Using the ‘lightweight python components’ functionality to build pipeline steps

For most of the components in this example, we’re building them using the “lightweight python components” functionality as shown in this example notebook, including compilation of the code into a component package. This feature allows you to create components based on Python functions, building on an appropriate base image, so that you do not need to have docker installed or rebuild a container image each time your code changes.

Each component’s python file includes a function definition, and then a func_to_container_op call, passing the function definition, to generate the component’s yaml package file. As we’ll see below, these component package files make it very straightforward to put these steps together to form a pipeline.

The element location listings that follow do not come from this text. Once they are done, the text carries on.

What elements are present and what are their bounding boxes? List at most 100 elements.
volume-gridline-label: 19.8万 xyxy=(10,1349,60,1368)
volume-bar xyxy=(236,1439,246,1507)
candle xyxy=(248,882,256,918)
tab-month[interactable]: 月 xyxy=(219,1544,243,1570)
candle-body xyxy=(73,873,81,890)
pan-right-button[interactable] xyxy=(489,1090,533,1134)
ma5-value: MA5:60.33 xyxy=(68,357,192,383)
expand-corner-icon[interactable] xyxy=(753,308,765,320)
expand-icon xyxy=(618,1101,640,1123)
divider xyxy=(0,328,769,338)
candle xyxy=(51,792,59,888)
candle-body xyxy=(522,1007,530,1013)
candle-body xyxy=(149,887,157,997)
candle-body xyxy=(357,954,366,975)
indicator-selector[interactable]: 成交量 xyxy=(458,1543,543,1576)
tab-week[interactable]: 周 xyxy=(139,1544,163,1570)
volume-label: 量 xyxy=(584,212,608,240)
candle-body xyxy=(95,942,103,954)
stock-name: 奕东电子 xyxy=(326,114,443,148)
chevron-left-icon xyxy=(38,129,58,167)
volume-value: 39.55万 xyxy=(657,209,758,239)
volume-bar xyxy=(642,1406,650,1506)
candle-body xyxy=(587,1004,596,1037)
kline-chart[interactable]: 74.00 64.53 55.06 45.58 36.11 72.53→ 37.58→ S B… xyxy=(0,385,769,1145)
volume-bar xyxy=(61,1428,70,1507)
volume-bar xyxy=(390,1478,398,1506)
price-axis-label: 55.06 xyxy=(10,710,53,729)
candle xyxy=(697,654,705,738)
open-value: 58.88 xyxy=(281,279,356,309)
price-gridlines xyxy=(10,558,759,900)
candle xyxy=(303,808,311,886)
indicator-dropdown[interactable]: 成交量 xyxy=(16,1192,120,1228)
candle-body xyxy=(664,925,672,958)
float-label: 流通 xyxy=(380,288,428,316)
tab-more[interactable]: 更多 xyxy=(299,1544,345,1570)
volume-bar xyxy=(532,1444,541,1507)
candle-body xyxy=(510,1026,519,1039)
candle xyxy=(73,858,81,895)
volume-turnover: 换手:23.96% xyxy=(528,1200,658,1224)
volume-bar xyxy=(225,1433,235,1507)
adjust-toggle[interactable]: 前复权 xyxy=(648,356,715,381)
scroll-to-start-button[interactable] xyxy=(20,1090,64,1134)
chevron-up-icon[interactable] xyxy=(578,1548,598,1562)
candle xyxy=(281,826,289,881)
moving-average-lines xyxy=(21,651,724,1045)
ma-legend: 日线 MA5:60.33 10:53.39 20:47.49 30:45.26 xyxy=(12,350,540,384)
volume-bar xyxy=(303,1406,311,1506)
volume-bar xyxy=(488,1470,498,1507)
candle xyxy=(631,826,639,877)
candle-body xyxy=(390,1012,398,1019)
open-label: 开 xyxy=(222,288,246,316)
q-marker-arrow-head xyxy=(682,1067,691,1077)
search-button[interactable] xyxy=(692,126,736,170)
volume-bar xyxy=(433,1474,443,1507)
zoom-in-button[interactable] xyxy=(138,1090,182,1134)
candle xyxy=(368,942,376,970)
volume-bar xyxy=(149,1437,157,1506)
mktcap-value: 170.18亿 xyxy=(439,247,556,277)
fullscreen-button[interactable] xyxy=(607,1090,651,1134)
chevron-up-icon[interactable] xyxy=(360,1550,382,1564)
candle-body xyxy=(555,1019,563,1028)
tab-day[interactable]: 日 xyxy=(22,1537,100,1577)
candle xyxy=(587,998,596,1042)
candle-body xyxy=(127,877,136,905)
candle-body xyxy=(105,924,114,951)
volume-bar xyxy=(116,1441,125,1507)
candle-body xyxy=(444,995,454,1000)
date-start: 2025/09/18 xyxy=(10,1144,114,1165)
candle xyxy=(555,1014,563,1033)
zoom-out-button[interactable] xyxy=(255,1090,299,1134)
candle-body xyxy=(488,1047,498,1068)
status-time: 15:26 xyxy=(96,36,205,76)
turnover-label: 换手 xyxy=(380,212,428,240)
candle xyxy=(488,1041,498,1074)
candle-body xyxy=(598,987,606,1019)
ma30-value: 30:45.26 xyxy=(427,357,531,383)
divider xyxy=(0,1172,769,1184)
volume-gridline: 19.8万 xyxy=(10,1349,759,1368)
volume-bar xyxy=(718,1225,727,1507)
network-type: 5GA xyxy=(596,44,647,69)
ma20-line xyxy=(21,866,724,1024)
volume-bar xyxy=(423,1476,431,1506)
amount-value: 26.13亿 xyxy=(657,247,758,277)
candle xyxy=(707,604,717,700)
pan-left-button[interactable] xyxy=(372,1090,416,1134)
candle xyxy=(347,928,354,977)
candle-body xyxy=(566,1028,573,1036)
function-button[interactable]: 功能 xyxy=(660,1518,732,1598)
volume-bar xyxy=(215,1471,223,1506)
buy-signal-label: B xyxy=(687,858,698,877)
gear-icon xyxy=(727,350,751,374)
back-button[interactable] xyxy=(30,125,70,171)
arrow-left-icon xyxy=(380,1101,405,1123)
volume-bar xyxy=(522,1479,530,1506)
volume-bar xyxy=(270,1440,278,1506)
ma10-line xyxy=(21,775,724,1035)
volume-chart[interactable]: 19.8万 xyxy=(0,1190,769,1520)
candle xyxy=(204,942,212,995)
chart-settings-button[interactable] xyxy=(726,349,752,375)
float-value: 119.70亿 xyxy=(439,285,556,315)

The deploy_model_for_tables/tables_deploy_component.py file is representative. It contains an automl_deploy_tables_model function definition.

def automl_deploy_tables_model(
  gcp_project_id: str,
  gcp_region: str,
  model_display_name: str,
  api_endpoint: str = None,
  ) -> NamedTuple('Outputs', [('model_display_name', str), ('status', str)]):
...
  return (model_display_name, status)

The function defines the component’s inputs and outputs, and this information will be used to support static checking when we compose these components to build the pipeline.

To build the component yaml file corresponding to this function, we add the following to the components’ Python script, then can run python <filename>.py from the command line to generate it (you must have the Kubeflow Pipelines (KFP) sdk installed).

if __name__ == '__main__':
	import kfp
	kfp.components.func_to_container_op(
        automl_deploy_tables_model, output_component_file='tables_deploy_component.yaml',
        base_image='python:3.7')

Whenever you change the python function definition, just recompile to regenerate the corresponding component file.

Specifying the Tables pipeline

With the components packaged into yaml files, it becomes very straightforward to specify a pipeline, such as tables_pipeline_caip.py, that uses them. Here, we’re just using the load_component_from_file() method, since the yaml files are all local (in the same repo). However, there is also a load_component_from_url() method, which makes it easy to share components. (If your URL points to a file in GitHub, be sure to use raw mode).

create_dataset_op = comp.load_component_from_file(
  './create_dataset_for_tables/tables_component.yaml')
import_data_op = comp.load_component_from_file(
  './import_data_from_bigquery/tables_component.yaml')
set_schema_op = comp.load_component_from_file(
  './import_data_from_bigquery/tables_schema_component.yaml')
train_model_op = comp.load_component_from_file(
    './create_model_for_tables/tables_component.yaml')
eval_model_op = comp.load_component_from_file(
    './create_model_for_tables/tables_eval_component.yaml')
eval_metrics_op = comp.load_component_from_file(
    './create_model_for_tables/tables_eval_metrics_component.yaml')
deploy_model_op = comp.load_component_from_file(
    './deploy_model_for_tables/tables_deploy_component.yaml')

Once all our pipeline ops (steps) are defined using the component definitions, then we can specify the pipeline by calling the constructors, e.g.:

  create_dataset = create_dataset_op(
    gcp_project_id=gcp_project_id,
    gcp_region=gcp_region,
    dataset_display_name=dataset_display_name,
    api_endpoint=api_endpoint,
    )

If a pipeline component has been defined to have outputs, other components can access those outputs. E.g., here, the ‘eval’ step is grabbing an output from the ‘train’ step, specifically information about the model display name:

  eval_model = eval_model_op(
    gcp_project_id=gcp_project_id,
    gcp_region=gcp_region,
    bucket_name=bucket_name,
    gcs_path='automl_evals/{}'.format(dsl.RUN_ID_PLACEHOLDER),
    api_endpoint=api_endpoint,
    model_display_name=train_model.outputs['model_display_name']
    )

In this manner it is straightforward to put together a pipeline from your component definitions. Just don’t forget to recompile the pipeline script (to generate its corresponding .tar.gz archive) if any of its component definitions changed, e.g. python tables_pipeline_caip.py.